Niemand ist vor den Gefahren gefeit, die diese Digitalität mit sich bringt, erst recht nicht die, zu deren Schutz wir konsequent verpflichtet sind, unsere Kinder. Auf sie sollten wir unser stetes Augenmerk legen und ihre Umgebung entsprechend geschützt gestalten. Das sind wir, Eltern, Lehrer, Onlinedienst-Anbieter, Justiz, der Staat, ihnen und uns schuldig. Stattdessen führen Bedarfe, aus der Wirtschaft heraus generiert, zu einer verstärkten Digitalisierung und schließen spätestens seit Beginn der 2000er Jahre u. a. aus den von der OECD inszenierten PISA-Tests resultierenden Folgen ausdrücklich das Thema Bildung mit ein. Seither stehen Schulen massiv unter Druck, diesen Forderungen nachzukommen, obwohl sie aus pädagogischer, soziologischer und psychologischer Sicht zumindest fragwürdig erscheinen. Was zählt, sind Klicks, zur Bereicherung von Tech-Milliardären.
Man muss sich klar machen, dass sie nicht erfunden wurden, um Menschen zu helfen, sondern auch um Geld zu verdienen …
Dämme gegen die Flut: Das Zurückrudern hat begonnen
Schweden, einst das Vorreiterland Europas in Sachen digitale Bildung, rudert schon seit längerem zurück: „Die Annahme, dass die Digitalisierung die von der schwedischen Bildungsbehörde erwarteten positiven Effekte haben wird, ist nicht evidenzbasiert, d.h. nicht auf wissenschaftlichen Erkenntnissen beruhend.“ (6) Von der Nutzung sozialer Medien wird hier noch gar nicht gesprochen. In Zeiten von KI, WhatsApp, Facebook, X, Instagram, TikTok, Snapchat, You-Tube, Slop etc. potenziert sich das Problem.

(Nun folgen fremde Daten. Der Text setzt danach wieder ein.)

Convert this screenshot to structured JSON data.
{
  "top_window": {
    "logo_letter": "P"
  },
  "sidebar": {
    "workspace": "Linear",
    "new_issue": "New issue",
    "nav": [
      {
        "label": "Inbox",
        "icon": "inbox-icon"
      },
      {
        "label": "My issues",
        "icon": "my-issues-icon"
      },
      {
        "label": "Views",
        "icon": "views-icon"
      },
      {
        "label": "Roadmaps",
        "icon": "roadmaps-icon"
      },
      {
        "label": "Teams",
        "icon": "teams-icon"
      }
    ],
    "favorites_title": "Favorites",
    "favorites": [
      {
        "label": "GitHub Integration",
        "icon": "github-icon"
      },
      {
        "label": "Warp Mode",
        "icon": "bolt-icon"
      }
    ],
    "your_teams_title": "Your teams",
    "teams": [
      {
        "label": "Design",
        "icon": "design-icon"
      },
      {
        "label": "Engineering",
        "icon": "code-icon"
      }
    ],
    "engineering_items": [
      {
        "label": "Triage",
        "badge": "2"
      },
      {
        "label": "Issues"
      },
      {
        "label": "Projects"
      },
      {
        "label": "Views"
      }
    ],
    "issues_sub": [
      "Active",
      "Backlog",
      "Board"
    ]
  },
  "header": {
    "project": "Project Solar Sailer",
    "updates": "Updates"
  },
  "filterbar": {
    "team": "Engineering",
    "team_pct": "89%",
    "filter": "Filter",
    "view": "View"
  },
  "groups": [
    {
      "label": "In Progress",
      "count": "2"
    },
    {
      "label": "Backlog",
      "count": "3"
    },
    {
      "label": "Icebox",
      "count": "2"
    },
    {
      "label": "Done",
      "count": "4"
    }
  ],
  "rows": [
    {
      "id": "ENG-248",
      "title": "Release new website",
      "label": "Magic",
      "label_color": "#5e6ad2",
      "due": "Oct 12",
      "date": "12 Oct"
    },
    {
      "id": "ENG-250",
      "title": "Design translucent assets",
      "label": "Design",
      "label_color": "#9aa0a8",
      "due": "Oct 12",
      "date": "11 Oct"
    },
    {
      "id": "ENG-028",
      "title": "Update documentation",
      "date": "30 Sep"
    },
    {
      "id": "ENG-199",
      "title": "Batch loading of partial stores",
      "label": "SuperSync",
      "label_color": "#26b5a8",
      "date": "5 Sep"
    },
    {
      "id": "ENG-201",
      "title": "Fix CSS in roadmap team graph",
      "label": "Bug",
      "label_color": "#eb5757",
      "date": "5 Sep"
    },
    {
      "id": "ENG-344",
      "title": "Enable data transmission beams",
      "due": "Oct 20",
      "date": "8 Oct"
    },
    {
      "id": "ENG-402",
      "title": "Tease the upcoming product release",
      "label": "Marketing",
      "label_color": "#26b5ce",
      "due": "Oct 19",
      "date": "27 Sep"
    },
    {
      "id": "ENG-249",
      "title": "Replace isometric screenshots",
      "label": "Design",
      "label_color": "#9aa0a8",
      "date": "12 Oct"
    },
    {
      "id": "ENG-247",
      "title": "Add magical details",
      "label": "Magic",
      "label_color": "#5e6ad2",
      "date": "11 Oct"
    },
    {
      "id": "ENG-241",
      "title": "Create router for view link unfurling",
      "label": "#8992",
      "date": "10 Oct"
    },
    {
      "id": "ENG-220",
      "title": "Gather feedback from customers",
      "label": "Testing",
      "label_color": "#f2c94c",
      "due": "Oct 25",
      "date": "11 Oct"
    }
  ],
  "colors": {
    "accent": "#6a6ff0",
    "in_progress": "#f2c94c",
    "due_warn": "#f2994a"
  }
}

Die unangemessene und übergriffige Fülle an Reizen, die inhaltliche Überforderung, die zeitliche und räumliche Entgrenzung, die suchtauslösende Komponente, das fehlende reale Gegenüber, die Formen des Missbrauchs, die Verbreitung (kinder)pornographischer Inhalte (7), der Mangel an anbieter- wie benutzerdefinierten Regeln, überfordert, beeinträchtigt das Lernen wie das Leben und macht krank. (8) Die Zahlen derer, die sich bei Problemen an digitale Tools anstatt an Freunde oder Spezialisten wenden, nehmen rasant zu. Soziale Skills gehen darüber verloren. (9)
Wo ein Wille ist, ist ein Weg
Seit dem 10. Dezember 2025 herrscht in Australien ein Social-Media-Verbot für Kinder und Jugendliche unter 16 Jahren. Nur einen Monat später sind bereits messbare Unterschiede zu erkennen und die Regierung sieht sich in ihrer Entscheidung bestätigt. „Wir wollen, dass unsere Kinder eine Kindheit haben – und dass Eltern wissen, dass wir hinter ihnen stehen.“ (10)
Es ist der australischen Regierung gelungen, die Anbieter von Online-Diensten wie TikTok oder Instagram etc. dazu zu verpflichten, die Daten von Kindern und Jugendlichen unter 16 Jahren zu löschen und angemessene Maßnahmen zur Einhaltung dieser Vorschriften zu ergreifen. Ansonsten drohen Strafen im unteren zweistelligen Millionenbereich. (11) Nach Angaben der Behörden wurden seit Inkrafttreten des Verbots 4,7 Millionen Onlinedienst-Kontakte blockiert. (12) Australische Schülervertreter stehen nicht einheitlich hinter diesem Vorgehen. Sie kritisieren den Fokus auf Jugendliche und berufen sich auf die selbstbestimmte Informationsbeschaffung. (13)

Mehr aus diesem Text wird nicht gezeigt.